One of the best aspects of the show is that they look back in the past to see how abandoned cities of the past have fared.  They examined the temples of Angkor Cambodia to illustrate how quickly the forest can recapture land.  Even more interesting was a small Russian city that was evacuated after the Chernobyl accident over 20 years ago.  Sitting in the stands you couldn't tell where the soccer field was and seeing how much damage the building had sustained from the elements and entropy was eye opening.
 
Unfortunately the show is marred by its style.  Each time frame and aspect that they examine is over in a few brief minutes, just in time for a commercial break.
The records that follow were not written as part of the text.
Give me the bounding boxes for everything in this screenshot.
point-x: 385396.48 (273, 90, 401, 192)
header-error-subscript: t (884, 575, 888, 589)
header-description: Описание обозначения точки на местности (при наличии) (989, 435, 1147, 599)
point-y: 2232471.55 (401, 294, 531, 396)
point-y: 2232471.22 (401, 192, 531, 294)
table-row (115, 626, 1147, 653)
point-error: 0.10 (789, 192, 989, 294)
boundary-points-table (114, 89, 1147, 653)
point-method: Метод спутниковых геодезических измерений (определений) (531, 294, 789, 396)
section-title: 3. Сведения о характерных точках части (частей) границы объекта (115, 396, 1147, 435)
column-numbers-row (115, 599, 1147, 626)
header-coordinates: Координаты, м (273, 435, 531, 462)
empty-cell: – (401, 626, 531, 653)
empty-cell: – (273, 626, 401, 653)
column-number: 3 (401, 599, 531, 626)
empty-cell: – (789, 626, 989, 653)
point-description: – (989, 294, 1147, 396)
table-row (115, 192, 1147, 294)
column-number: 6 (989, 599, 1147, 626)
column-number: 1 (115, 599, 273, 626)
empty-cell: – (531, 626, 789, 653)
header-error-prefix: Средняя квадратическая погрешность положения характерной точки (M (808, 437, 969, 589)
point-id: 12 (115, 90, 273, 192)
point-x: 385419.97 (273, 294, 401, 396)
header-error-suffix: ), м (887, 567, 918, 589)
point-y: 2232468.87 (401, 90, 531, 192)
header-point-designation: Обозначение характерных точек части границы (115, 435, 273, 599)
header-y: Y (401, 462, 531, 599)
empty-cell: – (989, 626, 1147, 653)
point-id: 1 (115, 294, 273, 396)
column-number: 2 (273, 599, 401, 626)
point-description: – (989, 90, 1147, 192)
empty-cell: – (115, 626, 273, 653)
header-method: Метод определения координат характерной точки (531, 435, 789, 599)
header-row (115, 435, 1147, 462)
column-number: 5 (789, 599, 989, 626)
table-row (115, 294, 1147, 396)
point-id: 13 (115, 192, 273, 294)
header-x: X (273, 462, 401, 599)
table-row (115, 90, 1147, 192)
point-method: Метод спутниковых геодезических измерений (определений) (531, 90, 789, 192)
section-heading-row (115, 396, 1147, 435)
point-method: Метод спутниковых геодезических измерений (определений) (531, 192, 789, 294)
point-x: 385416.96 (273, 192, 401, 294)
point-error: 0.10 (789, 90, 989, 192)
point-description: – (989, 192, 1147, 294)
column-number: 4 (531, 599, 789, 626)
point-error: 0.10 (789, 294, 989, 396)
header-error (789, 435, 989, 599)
Nothing is looked at in any depth, and there are no opposing sides or other alternatives offered.  The show has a good deal of eye candy, but not a lot of substance.
 
The CGI that is used frequently in the film varies in quality greatly.  Some of it looked pretty good, but other parts were pretty poor.  The illustration of a book disintegrating over time looked like it was done on a PC in someone's bedroom, for example.  The animation of the Brooklyn Bridge collapsing looks good, and it's very cool, but they showed it something like four times!  (You can almost here to producer saying "We paid for it, you're going to use it damn it!") 
 
The worst aspect of the program however is the script for the narrator and the soundtrack.  Everything the narrator said was an OH! MY! GOD! moment.  Every point was given dramatically and with much hyperbole.: "In Las Vegas, [dramatic pause] the last glimmers of man-made light relinquish the night to its primeval blackness."  I actually laughed at that line.  Give me a break.
 
The music is even worse with every point needing to me reinforced with dramatic or ominous music, just in case the viewer was too dense to understand the meaning of the overstated narration. 
 
All of these elements came together to make the show feel like it was aimed at the lowest common denominator.  Rather than educate or make it's point, it was more concerned with grabbing people who are channel surfing. 
 
The Blu-ray Disc:
 
Video:
 
I actually wasn't too impressed with the 1.78:1 1080p/VC-1 image.  The colors were very nice and the level of detail was fine, but there were problems when the camera panned over cityscapes.  The image was jerky and not smooth.  It looked like the problems you get with a PAL to NTSC conversion and I was surprised to see it.  There was also some minor banding in a few scenes but nothing major.    
 
 
Audio:
 
The quality of the stereo soundtrack was fine, even if I didn't enjoy the content.  There was some use made of the soundstage and the narration and comments were all clean and clear.  I just wish they had toned down the intrusive dialog a bit.
 
Extras:
 
There are 8 "additional scenes" which really played promo spots for the show.  They were brief and some of them showed some early stages of the CGI animation.  Overall they were nice but nothing special.
 
Final Thoughts:
 
This should have been a better program, and I'm really surprised that it spawned a TV series.  Filled with over-the-top music and horrid narration the movie seems like it's more interested in being trendy than deep.  I even agreed with the documentaries main theme, that everything we humans do will one day disappear.  It's just too bad that the point couldn't have been made with a little more intelligence and less hyperbole.  Make this one a rental.
 
Note: The images in this review are not from the Blu-ray disc and do not necessarily represent the image quality on the disc.